07 Desember 2022

opini musri nauli : Takuk

 


Kata “takuk” begitu lekat dan menjadi bagian penting bagi masyarakat Melayu Jambi. 


Betakuk adalah membuat tanda dengan cara memotong sebagian Kecil namun jelas. Dengan demikian maka “takuk” sekaligus memberi tanda pada kayu sebagai penanda. Biasanya dilanjutkan dengan prosesi untuk ditumbangkan yang kemudian dijadikan ladang (umo/huma). Prosesi ini biasa disebutkan dengan “Lambas” atau “manggang”. 

Dengan dibuatkan tanda (takuk) maka terhadap Kayu yang Sudah ditandai (takuk) maka menjadi hak kepemilikan terhadap tanahnya. 


Di beberapa tempat “takuk” dapat berupa “ranting pohon” dipatahkan (tuki), atau pohon ditebang setengah (takuk pohon). 

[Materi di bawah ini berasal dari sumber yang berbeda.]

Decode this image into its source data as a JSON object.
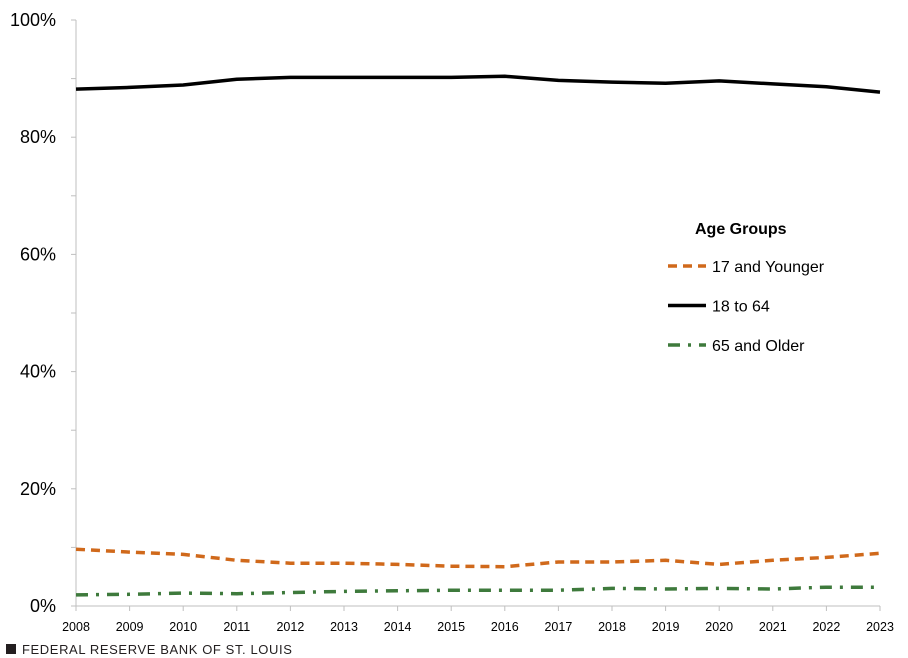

Di beberapa tempat sering juga disebutkan sebagai “Sak sangkut”. 


Istilah “takuk” atau “tuki” “sak sangkut” adalah memberikan tanda. 


Didalam Tembo, batas wilayah Jambi dikenal dengan istilah durian di Takuk Rajo (Batas dengan Sumsel), sialang belantak besi (Batas dengan sumbar), Salo belarik (batas dengan Riau). 


Lebih lengkapnya “dari durian ditakuk rajo lepas kesialang belantak besi melayang ke Tanjung Simalidu menepih beringin nan sebatang. 


Istilah “durian takuk rajo” bisa ditemui di VII Koto dan Sumay yang berbatasan langsung dengan Sumbar. 


Sedangkan berbatasan dengan Riau biasa dikenal “salo belarik”, Bukit alunan babi, bukit cindaku, parit Sembilan yang kesemuanya termasuk kedalam Taman Nasional Bukit Tigapuluh. 


Istilah salo belarik”, Bukit alunan babi, bukit cindaku, parit Sembilan masih dapat dijumpai di Margo Sumay. 


Nama-nama tempat seperti Tanjung Samalidu dikenal sebagai Nagari yang termasuk kedalam kecamatan Koto Salak, Dharmasraya (Sumbar). Wilayah langsung berbatasan dengan Provinsi Jambi. 


Tanjung Samalidu juga dikenal didalam ingatan kolektif masyarakat Marga VII Koto, Marga Sumay dan Marga IX Koto (Kabupaten Tebo). 


Tembo “Takuk Rajo” dan Tanjung Samalidu juga tercatat didalam Buku “Kajian Dan Analisa Undang-undang Piagam dan Kisah Negeri Jambi (Prof. Dr. S Budhisantoso, dkk). 


Nama “Takuk” Rajo juga menjadi pembatas antara Marga VII berbatasan dengan Marga IX Koto. Yang ditandai dengan seloko “Durian takuk Rajo, Keramat tanah tumbuh, Muara Sako, Ke Tonggak Perabun Bulian, Menyeberang Sungai Mengkawas, mendaki Batu belarik, Danau terumbai, Menurun ke ujung pematang kulin, tanah ditumbuhi salak” . Di Marga IX Koto dikenal batas dengan Marga VII adalah “Sungai Rami/Cermin alam, Pulau Tedung.


Istilah “takuk Rajo” juga dikenal di Marga Sungai Tenang yang menyebutkan “Dendang kayu batakuk baris, dendang hutan besawa sulo. 


Sehingga “takuk” oleh raja adalah memotong pohon oleh raja sebagai penanda batas wilayah.